On that sunny day in October 1995, I took the 11 bus on 87th and Flagler to downtown, and then the 2 up Northwest Second Avenue to the park. As I arrived, mad heads were rolling up with blunts, blackbooks, and headphones. At first everyone just milled around as Rage and Ease from the Inkheads completed a piece on the handball court. Soon enough, as the park got full, the Boot Camp Clik rolled up in a promo van. Headz were ready, but I was front and center with Smif & Wessun, starting a convo with Steele and next thing you know, he’s tagging my blackbook and telling me how he used to write while the Decepticons were getting busy in the BK in the late 80’s. To round out the day, Fat Joe performed, along with Mad Lion, Channel Live, Akinyele, and the BCC. Little did I know that Hoodstock founder and promoter DJ Raw had a side gig moving weight, but at least he was doing something positive with his funds.

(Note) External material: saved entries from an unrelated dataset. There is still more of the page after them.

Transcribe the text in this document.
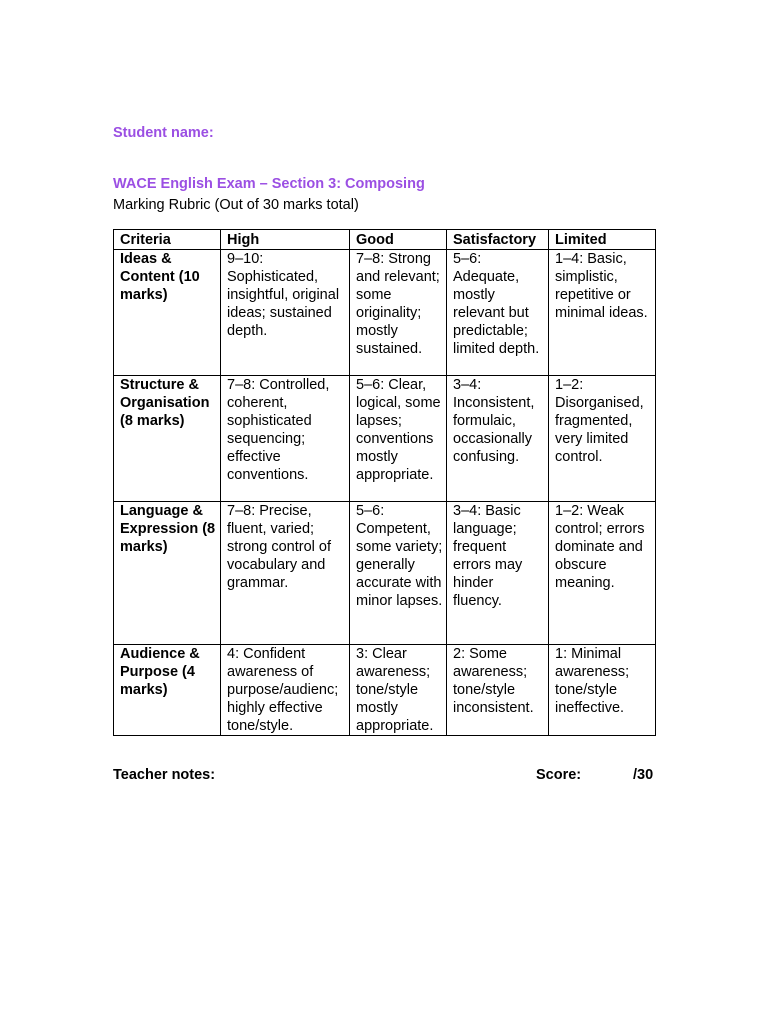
Student name:
WACE English Exam – Section 3: Composing
Marking Rubric (Out of 30 marks total)
Criteria	High	Good	Satisfactory	Limited
Ideas & Content (10 marks)	9–10: Sophisticated, insightful, original ideas; sustained depth.	7–8: Strong and relevant; some originality; mostly sustained.	5–6: Adequate, mostly relevant but predictable; limited depth.	1–4: Basic, simplistic, repetitive or minimal ideas.
Structure & Organisation (8 marks)	7–8: Controlled, coherent, sophisticated sequencing; effective conventions.	5–6: Clear, logical, some lapses; conventions mostly appropriate.	3–4: Inconsistent, formulaic, occasionally confusing.	1–2: Disorganised, fragmented, very limited control.
Language & Expression (8 marks)	7–8: Precise, fluent, varied; strong control of vocabulary and grammar.	5–6: Competent, some variety; generally accurate with minor lapses.	3–4: Basic language; frequent errors may hinder fluency.	1–2: Weak control; errors dominate and obscure meaning.
Audience & Purpose (4 marks)	4: Confident awareness of purpose/audienc; highly effective tone/style.	3: Clear awareness; tone/style mostly appropriate.	2: Some awareness; tone/style inconsistent.	1: Minimal awareness; tone/style ineffective.
Teacher notes:	Score:	/30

At the same time, I was already familiar with Wynwood before the walls went up due to going on solo expeditions looking for record stores to dig in. Before the art walks, the galleries, the murals, the hipsters, and the food trucks, this was a run-down depressed inner city ghetto. I noticed that aside from Zulu meetings and Hoodstock, few hip hop heads would come here, and what for? I’m not going to front like I was some fearless pioneer—truthfully, I had no idea that I wasn’t supposed to go there! I was looking up record stores in the yellow pages, driving all over town to dig in the crates: Blue Note, Uncle Sam’s, Raw Records and Tapes, and other long gone, defunct vinyl spots in Liberty City, Opa-Locka, and Hialeah. This was my Miami, my hip hop, my life. And it was time to document it all.
Hip Hop Queens crew getting down—Miami 1995
Kickin’ it with the Hip Hop Queens at Southwest High School—Miami 1995
Hip Hop Queens crew representing—Miami 1995
Working hard or hardly working at Spec’s Music in South Beach (RIP
Dinner break from hosting duties on Miami-Dade College’s radio station WKCR 1600 AM
With the homies Tino and Shareef kickin’ it at MDCC’s radio station
PART 1: The Golden Age
As 1995 progressed, I was schooling the younger heads at my complex on blunt smoking and graffiti writing. After meeting and becoming friends with a member of the Universal Zulu Nation at MDCC, I began regularly attending meetings in Wynwood. The Miami Chapter had been founded in 1993, and in two years, membership had expanded via show promotion and radio shoutouts. I had heard the Zulu references on records by A Tribe Called Quest and the Jungle Brothers before, so my interest was piqued by the fact that dope artists were affiliated with it.
As ‘95 (Year of the Wu-Tang) morphed into ‘96 (Year of the Outkast), hip hop was in its Golden Age, and so was Miami. The national hip hop media ignored us except to poke fun at Miami Bass and at the 2 Live Crew. Although some of my fellow heads dismissed the bass sound as booty shit, I was into it since the days of the Poison Clan, DJ Laz, and The Bass That Ate Miami (the documentary of the same name is highly recommended).